Sandeep Mathrani, WeWork’s CEO, agreed, saying: “As the world begins to emerge from the pandemic and the demand for flexible, turn-key space solutions at scale continues to grow, WeWork’s product is more relevant than ever before”

WeWork CEO Sandeep MathraniCredit: Jin Lee / Bloomberg

AMPA, which owns about 400,000 square meters of income-producing real estate in Israel, became a partner of the global office-sharing company seven years ago, when the company established a foothold in Israel.

The partners are estimated to have invested together 450 million shekels ($138 million) over the years in renovating and furnishing WeWork facilities in Israel.

Eleven of WeWork Israel locations are in buildings owned or rented by AMPA, or a total of 75,000 square meters. Under the agreement, AMPA is committed to honoring rental agreements for the two other spaces – six floors in the Sapir Tower in Ramat Gan and 10 floors in Tel Aviv’s Azrieli Town Tower.

The arrangement between WeWork and AMPA was unusual; elsewhere in the world, WeWork rented its own facilities without a partner serving as a landlord or prime renter. In doing so, AMPA assumed part of the risk of the WeWork model of committing to long-term rental contracts to be financed by revenue streams generated by short-term tenants.

In fact, WeWork was revealed during its abortive 2019 initial public offering to be losing money heavily as it expanded globally and was managed poorly by its Israeli co-founder Adam Neumann. Neumann was forced out of the business, which has since retrenched. WeWork Israel currently employs fewer than 100 people.

The agreement with AMPA is part of that global retrenchment process being engineered by Mathrani, a longtime real-estate executive. WeWork is moving towards licensing agreements with local partners, who can provide capital and expertise in local markets.

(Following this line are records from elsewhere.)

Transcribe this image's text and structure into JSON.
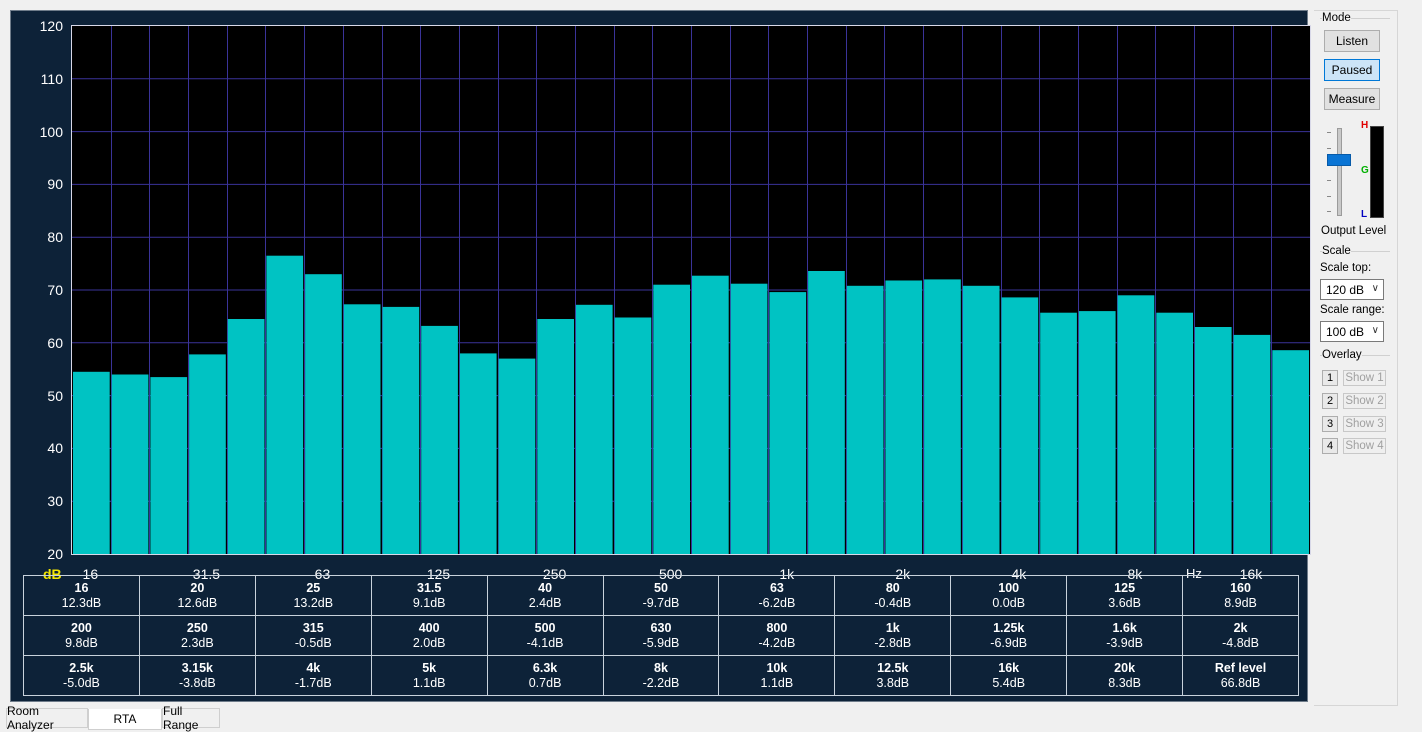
{
  "plot": {
    "y_ticks": [
      "120",
      "110",
      "100",
      "90",
      "80",
      "70",
      "60",
      "50",
      "40",
      "30",
      "20"
    ],
    "x_ticks": [
      "16",
      "31.5",
      "63",
      "125",
      "250",
      "500",
      "1k",
      "2k",
      "4k",
      "8k",
      "16k"
    ],
    "y_unit": "dB",
    "x_unit": "Hz",
    "colors": {
      "bar": "#00c3c3",
      "grid": "#3a3399",
      "background": "#000000"
    }
  },
  "chart_data": {
    "type": "bar",
    "ylim": [
      20,
      120
    ],
    "x_scale": "log (1/3 octave)",
    "grid": true,
    "categories": [
      "16",
      "20",
      "25",
      "31.5",
      "40",
      "50",
      "63",
      "80",
      "100",
      "125",
      "160",
      "200",
      "250",
      "315",
      "400",
      "500",
      "630",
      "800",
      "1k",
      "1.25k",
      "1.6k",
      "2k",
      "2.5k",
      "3.15k",
      "4k",
      "5k",
      "6.3k",
      "8k",
      "10k",
      "12.5k",
      "16k",
      "20k"
    ],
    "values": [
      54.5,
      54,
      53.5,
      57.8,
      64.5,
      76.5,
      73,
      67.3,
      66.8,
      63.2,
      58,
      57,
      64.5,
      67.2,
      64.8,
      71,
      72.7,
      71.2,
      69.6,
      73.6,
      70.8,
      71.8,
      72,
      70.8,
      68.6,
      65.7,
      66,
      69,
      65.7,
      63,
      61.5,
      58.6
    ]
  },
  "readout": {
    "rows": [
      [
        [
          "16",
          "12.3dB"
        ],
        [
          "20",
          "12.6dB"
        ],
        [
          "25",
          "13.2dB"
        ],
        [
          "31.5",
          "9.1dB"
        ],
        [
          "40",
          "2.4dB"
        ],
        [
          "50",
          "-9.7dB"
        ],
        [
          "63",
          "-6.2dB"
        ],
        [
          "80",
          "-0.4dB"
        ],
        [
          "100",
          "0.0dB"
        ],
        [
          "125",
          "3.6dB"
        ],
        [
          "160",
          "8.9dB"
        ]
      ],
      [
        [
          "200",
          "9.8dB"
        ],
        [
          "250",
          "2.3dB"
        ],
        [
          "315",
          "-0.5dB"
        ],
        [
          "400",
          "2.0dB"
        ],
        [
          "500",
          "-4.1dB"
        ],
        [
          "630",
          "-5.9dB"
        ],
        [
          "800",
          "-4.2dB"
        ],
        [
          "1k",
          "-2.8dB"
        ],
        [
          "1.25k",
          "-6.9dB"
        ],
        [
          "1.6k",
          "-3.9dB"
        ],
        [
          "2k",
          "-4.8dB"
        ]
      ],
      [
        [
          "2.5k",
          "-5.0dB"
        ],
        [
          "3.15k",
          "-3.8dB"
        ],
        [
          "4k",
          "-1.7dB"
        ],
        [
          "5k",
          "1.1dB"
        ],
        [
          "6.3k",
          "0.7dB"
        ],
        [
          "8k",
          "-2.2dB"
        ],
        [
          "10k",
          "1.1dB"
        ],
        [
          "12.5k",
          "3.8dB"
        ],
        [
          "16k",
          "5.4dB"
        ],
        [
          "20k",
          "8.3dB"
        ],
        [
          "Ref level",
          "66.8dB"
        ]
      ]
    ]
  },
  "side": {
    "mode_title": "Mode",
    "listen": "Listen",
    "paused": "Paused",
    "measure": "Measure",
    "meter_h": "H",
    "meter_g": "G",
    "meter_l": "L",
    "output_level": "Output Level",
    "scale_title": "Scale",
    "scale_top_label": "Scale top:",
    "scale_top_value": "120 dB",
    "scale_range_label": "Scale range:",
    "scale_range_value": "100 dB",
    "overlay_title": "Overlay",
    "overlays": [
      {
        "num": "1",
        "label": "Show 1"
      },
      {
        "num": "2",
        "label": "Show 2"
      },
      {
        "num": "3",
        "label": "Show 3"
      },
      {
        "num": "4",
        "label": "Show 4"
      }
    ]
  },
  "tabs": [
    "Room Analyzer",
    "RTA",
    "Full Range"
  ]
}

WeWork said last month it was on its way to going public, this time by merging with BowX Acquisition, a special-purpose acquisition company, or SPAC, instead of through an IPO.

A SPAC is a company formed and listed for trading with the purpose of merging with an existing business, a backdoor way of going public that has become very popular in the United States in the past year. Many Israeli tech companies have opted for a SPAC merger over an IPO.

The deal with BowX gives WeWork an equity value of $7.9 billion, far less than the nearly $50 billion it planned on in the 2019 IPO. WeWork will receive $1.3 billion in cash in the deal, including $800 million from Insight Partners, Starwood Capital Group, BlackRock and other investors.